落ち込んでいる私になぜダメなのかをきちんと教えてくれました。私もケガをさせたくて技を教わったんじゃないので納得できます。ってかジャスミンさん!なんて危ないことを教えてくれたんですか!


「まあ、武術としてはいいんでしょうけどエンターテイメントとしては良くないわよね、特に見栄えが」

渡辺さんに話しかけると相槌を打って話してくれます。お二人がダメってことは封印しなくちゃいけないのか。そろそろ試合で使ってみようかなーってところまで身についたと思ってたんですけど、誰かをケガさせなくて逆に良かったのかもしれません。


「落ち込む気持ちもわかるわ。
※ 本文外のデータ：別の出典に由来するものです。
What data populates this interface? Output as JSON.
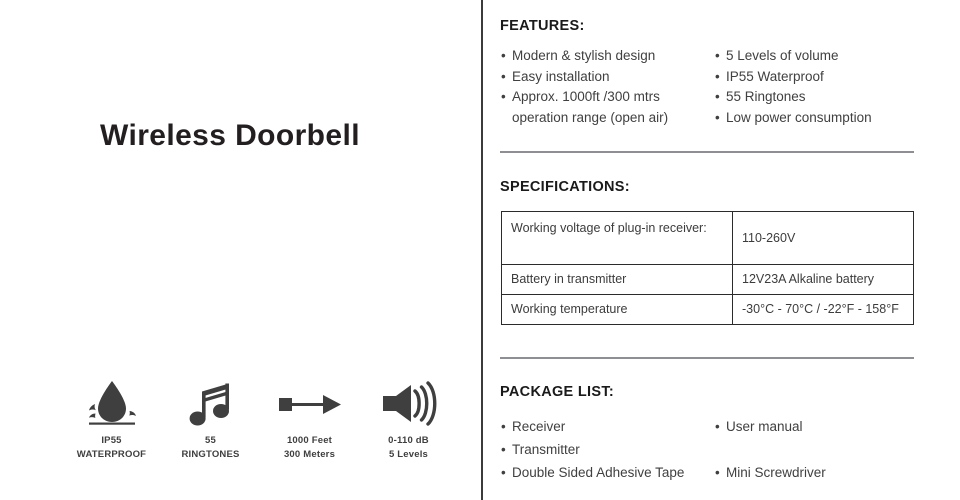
{
  "product": {
    "title": "Wireless Doorbell"
  },
  "badges": [
    {
      "icon": "water-drop-icon",
      "line1": "IP55",
      "line2": "WATERPROOF"
    },
    {
      "icon": "music-note-icon",
      "line1": "55",
      "line2": "RINGTONES"
    },
    {
      "icon": "arrow-range-icon",
      "line1": "1000 Feet",
      "line2": "300 Meters"
    },
    {
      "icon": "speaker-volume-icon",
      "line1": "0-110 dB",
      "line2": "5 Levels"
    }
  ],
  "features": {
    "heading": "FEATURES:",
    "column_left": [
      {
        "text": "Modern & stylish design",
        "continuation": false
      },
      {
        "text": "Easy installation",
        "continuation": false
      },
      {
        "text": "Approx. 1000ft /300 mtrs",
        "continuation": false
      },
      {
        "text": "operation range (open air)",
        "continuation": true
      }
    ],
    "column_right": [
      {
        "text": "5 Levels of volume",
        "continuation": false
      },
      {
        "text": "IP55 Waterproof",
        "continuation": false
      },
      {
        "text": "55 Ringtones",
        "continuation": false
      },
      {
        "text": "Low power consumption",
        "continuation": false
      }
    ]
  },
  "specifications": {
    "heading": "SPECIFICATIONS:",
    "rows": [
      {
        "label": "Working voltage of plug-in receiver:",
        "value": "110-260V"
      },
      {
        "label": "Battery in transmitter",
        "value": "12V23A Alkaline battery"
      },
      {
        "label": "Working temperature",
        "value": "-30°C - 70°C / -22°F - 158°F"
      }
    ]
  },
  "package_list": {
    "heading": "PACKAGE LIST:",
    "column_left": [
      "Receiver",
      "Transmitter",
      "Double Sided Adhesive Tape"
    ],
    "column_right": [
      "User manual",
      "Mini Screwdriver"
    ]
  },
  "colors": {
    "text_dark": "#1a1a1a",
    "text_body": "#404040",
    "icon_fill": "#3f3f3f",
    "divider": "#8d8f92",
    "table_border": "#2b2b2b"
  }
}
だから少しアレンジして使えるようにすればいいのよ。せっかく練習したんだもんね、もったいないわよ」

「例えばだけど、相手のローをブロックするのに使えないかしら?」

私の気持ちを考慮してくれてか、上田さんが励ましてくれて渡辺さんがアイデアを出してくれました。ローキックに合わせて私のローキックを出すことで威力を相殺できないかっていうんですけど、そこまでの技術と器用さがあればいいんですけど。試合の時はサンドバックと違って相手は動いてますからね。でも封印しないでいいなら練習のしがいがありますね。


「あと、ローもそうだけどミドルでもかかとで蹴るのは危ないわね。当たりどころが悪ければそれで試合が終わってしまうかもしれないわ」

「そうですね、みぞおちとか頭を下げた時にアゴ先にでも入ったら、下手すると一発K.Oってこともありますね。狙ったわけじゃないのに相手が倒れたら何かしらのアクシデントって思われてしまいますね」

ノックアウト勝利というのもありますが、それがボクシングで言うところのラッキーパンチ的な感じで急所に当たって勝利しても嬉しいような嬉しくないような。勝った本人もどうしたの?ってポカーンとして勝利に浸れなくなっちゃいそうですね。


「でも、完全に忘れろ!なんて言わないわよ。万が一、相手が相当のラフプレイやルールを無視してこっちを潰してやろうなんていう相手にはガツンと食らわしてもいいからね。甘く見てると後悔するぞっていうのを身をもって知らしめてあげなさーい」

おおう、上田さんのダークなサイドが垣間見えたような気がします。


「そうね、踏み込んで体重が乗った時にヒザを狙ってみると面白いことが起きるかもねっ」

かもねっていう渡辺さんの笑顔が逆に怖いんですけど。これは絶対に面白いことじゃない気がしますね。